Seine Forschungsschwerpunkte sind Kommunikation und Kommunikationsräume im europäischen Hochmittelalter, die Herrschaftswechsel im europäischen Mittelalter, die mittelalterliche Frömmigkeit und Heiligenverehrung, die Geschichte des Bistums Konstanz im Spätmittelalter, die Geschichte der Kirche und des Papsttums im Hoch- und Spätmittelalter sowie gelehrtes Recht und Rechtsprechung im Hoch- und Spätmittelalter. In seiner Dissertation erarbeitete er Grundlagen der Quellenkritik für die spätmittelalterlichen Kanonisationsakten und das bislang ungeklärte Verhältnis von gelehrtem mittelalterlichen Prozessrecht und Kanonisationsverfahren.
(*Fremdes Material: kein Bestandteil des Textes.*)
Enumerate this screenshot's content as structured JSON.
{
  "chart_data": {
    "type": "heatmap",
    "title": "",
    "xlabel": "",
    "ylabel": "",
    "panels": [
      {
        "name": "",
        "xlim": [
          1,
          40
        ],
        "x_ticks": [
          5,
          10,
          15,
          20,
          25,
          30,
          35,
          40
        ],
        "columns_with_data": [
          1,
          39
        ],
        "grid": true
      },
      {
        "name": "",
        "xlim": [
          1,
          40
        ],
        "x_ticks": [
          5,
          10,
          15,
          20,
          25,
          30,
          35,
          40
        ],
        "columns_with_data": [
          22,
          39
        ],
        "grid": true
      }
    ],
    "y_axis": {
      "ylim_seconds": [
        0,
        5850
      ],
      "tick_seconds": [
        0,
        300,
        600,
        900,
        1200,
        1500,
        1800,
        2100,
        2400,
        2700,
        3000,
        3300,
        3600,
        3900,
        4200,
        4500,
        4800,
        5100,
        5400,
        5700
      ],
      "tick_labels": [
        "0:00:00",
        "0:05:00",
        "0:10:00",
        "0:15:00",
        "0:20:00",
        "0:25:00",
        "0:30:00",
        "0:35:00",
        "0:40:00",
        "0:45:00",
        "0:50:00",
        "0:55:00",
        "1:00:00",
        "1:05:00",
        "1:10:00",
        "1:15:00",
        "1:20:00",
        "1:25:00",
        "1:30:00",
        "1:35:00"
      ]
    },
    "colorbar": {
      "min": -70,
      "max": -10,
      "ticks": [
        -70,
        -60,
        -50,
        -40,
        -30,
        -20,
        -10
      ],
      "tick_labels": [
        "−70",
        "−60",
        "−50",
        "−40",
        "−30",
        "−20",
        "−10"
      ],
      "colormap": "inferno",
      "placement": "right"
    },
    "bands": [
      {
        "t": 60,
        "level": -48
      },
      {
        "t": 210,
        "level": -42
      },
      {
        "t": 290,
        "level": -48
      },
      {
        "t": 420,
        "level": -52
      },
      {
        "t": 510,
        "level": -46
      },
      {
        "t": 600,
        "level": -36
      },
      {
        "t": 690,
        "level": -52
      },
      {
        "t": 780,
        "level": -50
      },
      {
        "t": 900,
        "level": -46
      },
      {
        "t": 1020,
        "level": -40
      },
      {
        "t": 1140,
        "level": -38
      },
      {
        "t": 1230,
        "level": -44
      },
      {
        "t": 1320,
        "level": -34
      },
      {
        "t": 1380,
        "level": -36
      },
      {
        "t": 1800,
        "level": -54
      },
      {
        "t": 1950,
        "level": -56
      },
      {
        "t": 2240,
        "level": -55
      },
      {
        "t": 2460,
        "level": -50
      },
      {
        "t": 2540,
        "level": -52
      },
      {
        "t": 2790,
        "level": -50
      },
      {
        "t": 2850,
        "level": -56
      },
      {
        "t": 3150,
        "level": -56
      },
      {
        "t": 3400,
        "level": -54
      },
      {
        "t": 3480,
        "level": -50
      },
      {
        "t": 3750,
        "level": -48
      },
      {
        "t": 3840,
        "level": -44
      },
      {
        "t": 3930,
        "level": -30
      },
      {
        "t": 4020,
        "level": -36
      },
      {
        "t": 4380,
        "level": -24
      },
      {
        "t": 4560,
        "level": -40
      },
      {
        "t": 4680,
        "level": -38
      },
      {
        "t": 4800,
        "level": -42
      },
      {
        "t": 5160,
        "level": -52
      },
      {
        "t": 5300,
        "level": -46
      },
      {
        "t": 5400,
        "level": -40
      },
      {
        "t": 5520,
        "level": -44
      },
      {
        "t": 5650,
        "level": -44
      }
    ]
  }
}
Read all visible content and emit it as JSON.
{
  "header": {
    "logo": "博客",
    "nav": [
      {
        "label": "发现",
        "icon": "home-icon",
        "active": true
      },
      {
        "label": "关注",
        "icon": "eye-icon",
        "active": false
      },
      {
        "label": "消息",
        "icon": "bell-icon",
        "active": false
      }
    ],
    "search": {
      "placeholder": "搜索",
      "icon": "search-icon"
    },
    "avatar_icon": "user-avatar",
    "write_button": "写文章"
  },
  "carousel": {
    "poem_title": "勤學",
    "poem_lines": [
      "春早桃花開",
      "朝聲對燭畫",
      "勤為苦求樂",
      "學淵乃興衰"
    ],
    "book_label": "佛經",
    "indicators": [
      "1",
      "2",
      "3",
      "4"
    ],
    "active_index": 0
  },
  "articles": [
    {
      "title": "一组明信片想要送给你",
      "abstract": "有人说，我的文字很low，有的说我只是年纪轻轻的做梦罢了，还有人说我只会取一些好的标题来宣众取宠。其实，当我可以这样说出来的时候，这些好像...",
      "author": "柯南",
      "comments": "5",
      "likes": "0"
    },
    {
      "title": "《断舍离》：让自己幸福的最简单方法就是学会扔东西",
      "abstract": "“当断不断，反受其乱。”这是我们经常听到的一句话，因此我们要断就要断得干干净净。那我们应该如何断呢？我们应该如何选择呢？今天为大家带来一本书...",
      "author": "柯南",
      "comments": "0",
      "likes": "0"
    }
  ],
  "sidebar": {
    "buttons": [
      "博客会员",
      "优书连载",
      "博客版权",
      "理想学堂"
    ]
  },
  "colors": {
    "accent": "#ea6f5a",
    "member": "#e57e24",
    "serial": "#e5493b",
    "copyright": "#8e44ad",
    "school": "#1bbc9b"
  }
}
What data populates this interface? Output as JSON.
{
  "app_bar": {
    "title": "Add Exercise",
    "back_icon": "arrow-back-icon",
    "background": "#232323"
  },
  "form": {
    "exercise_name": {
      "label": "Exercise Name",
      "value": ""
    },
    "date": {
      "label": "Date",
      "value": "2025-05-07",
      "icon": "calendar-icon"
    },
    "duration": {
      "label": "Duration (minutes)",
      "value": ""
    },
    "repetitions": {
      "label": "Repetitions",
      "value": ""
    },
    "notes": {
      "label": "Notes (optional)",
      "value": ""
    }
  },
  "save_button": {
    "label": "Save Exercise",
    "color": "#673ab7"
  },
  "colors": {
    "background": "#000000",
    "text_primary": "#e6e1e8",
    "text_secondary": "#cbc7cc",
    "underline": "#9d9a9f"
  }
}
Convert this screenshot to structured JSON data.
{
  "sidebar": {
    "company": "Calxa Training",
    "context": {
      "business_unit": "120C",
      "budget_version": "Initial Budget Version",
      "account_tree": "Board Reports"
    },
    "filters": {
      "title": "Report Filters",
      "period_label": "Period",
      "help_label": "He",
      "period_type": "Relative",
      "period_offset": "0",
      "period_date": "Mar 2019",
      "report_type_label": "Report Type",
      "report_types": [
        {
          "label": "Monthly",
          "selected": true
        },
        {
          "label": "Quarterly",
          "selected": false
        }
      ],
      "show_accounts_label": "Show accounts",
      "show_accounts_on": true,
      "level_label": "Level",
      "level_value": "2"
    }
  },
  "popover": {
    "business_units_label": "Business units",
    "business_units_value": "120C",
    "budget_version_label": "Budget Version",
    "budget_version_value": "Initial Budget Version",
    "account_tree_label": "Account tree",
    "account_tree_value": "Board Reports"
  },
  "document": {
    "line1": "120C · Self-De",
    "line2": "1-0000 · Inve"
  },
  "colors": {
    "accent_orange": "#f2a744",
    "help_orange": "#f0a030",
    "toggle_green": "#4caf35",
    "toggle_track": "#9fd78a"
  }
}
Beispielsweise stellte er sich die Frage, „in welchem Verhältnis die meist volkssprachliche mündliche Aussage eines Zeugen zu deren lateinisch abgefaßter schriftlicher Version in den Prozeßakten steht“. Ihm geht es darum, das „Vorhaben, die Rezeption des gelehrten mittelalterlichen Prozeßrechts im Kanonisierungsverfahren darzustellen“. Der erste Teil widmet sich den Grundlagen der Prozessformen (S. 24–202). Der zweite Teil der Arbeit befasst sich mit der Theorie des Kanonisationsverfahrens (S. 203–353). Der dritte Teil beschäftigt sich mit der Praxis des Kanonisationsverfahrens (354–499). Die Arbeit gilt als grundlegend für Kanonisationsfragen im 15. Jahrhundert.

Schriften

Monografien

  • Heilige vor Gericht. Das Kanonisationsverfahren im europäischen Spätmittelalter (= Forschungen zur kirchlichen Rechtsgeschichte und zum Kirchenrecht. Bd. 28). Böhlau, Köln u. a. 2004, ISBN 3-412-15003-7.

Herausgeberschaften

  • mit Ingrid Baumgärtner, Vincenzo Colli, Susanne Lepsius und Franz-Josef Arlinghaus: Praxis der Gerichtsbarkeit in europäischen Städten des Spätmittelalters (= Rechtsprechung. Bd. 23). Klostermann, Frankfurt am Main 2006, ISBN 3-465-04007-4.
  • mit Susanne Lepsius: Als die Welt in die Akten kam. Prozeßschriftgut im europäischen Mittelalter (= Rechtsprechung. Materialien und Studien. Veröffentlichungen des Max-Planck-Instituts für Europäische Rechtsgeschichte Frankfurt am Main. Bd. 27). Klostermann, Frankfurt am Main 2008, ISBN 978-3-465-04028-6. (Rezension sehepunkte)

Literatur

  • Wetzstein, Thomas. In: Kürschners Deutscher Gelehrtenkalender. Bio-bibliographisches Verzeichnis deutschsprachiger Wissenschaftler der Gegenwart. Band 4: SE–Z. 24. Ausgabe. De Gruyter, Berlin u. a. 2012, ISBN 978-3-11-023524-1, S. 4371 f.

Anmerkungen

  1. Vgl. dazu die Besprechung von Stefan Samerski in: Zeitschrift für Kirchengeschichte 117 (2006), S. 354–355; Lucas Burkart: in: sehepunkte 6 (2006), Nr. 10 [15. Oktober 2006], (online); Gerhard Schmitz in: Deutsches Archiv für Erforschung des Mittelalters 61 (2005), S. 351–352 (Digitalisat); Gabriela Signori in: Zeitschrift für historische Forschung 33 (2006), S. 445–446; Michaela Wirsing in: Zeitschrift für Geschichtswissenschaft 53 (2005), S. 176; Hubertus Lutterbach in: Historische Zeitschrift 281 (2005), S. 746–747.
  2. Thomas Wetzstein: Heilige vor Gericht. Das Kanonisationsverfahren im europäischen Spätmittelalter. Köln u. a. 2004, S. 17.
  3. Thomas Wetzstein: Heilige vor Gericht. Das Kanonisationsverfahren im europäischen Spätmittelalter. Köln u. a. 2004, S. 10.
  4. Thomas Wetzstein: Heilige vor Gericht. Das Kanonisationsverfahren im europäischen Spätmittelalter. Köln u. a. 2004, S. 21.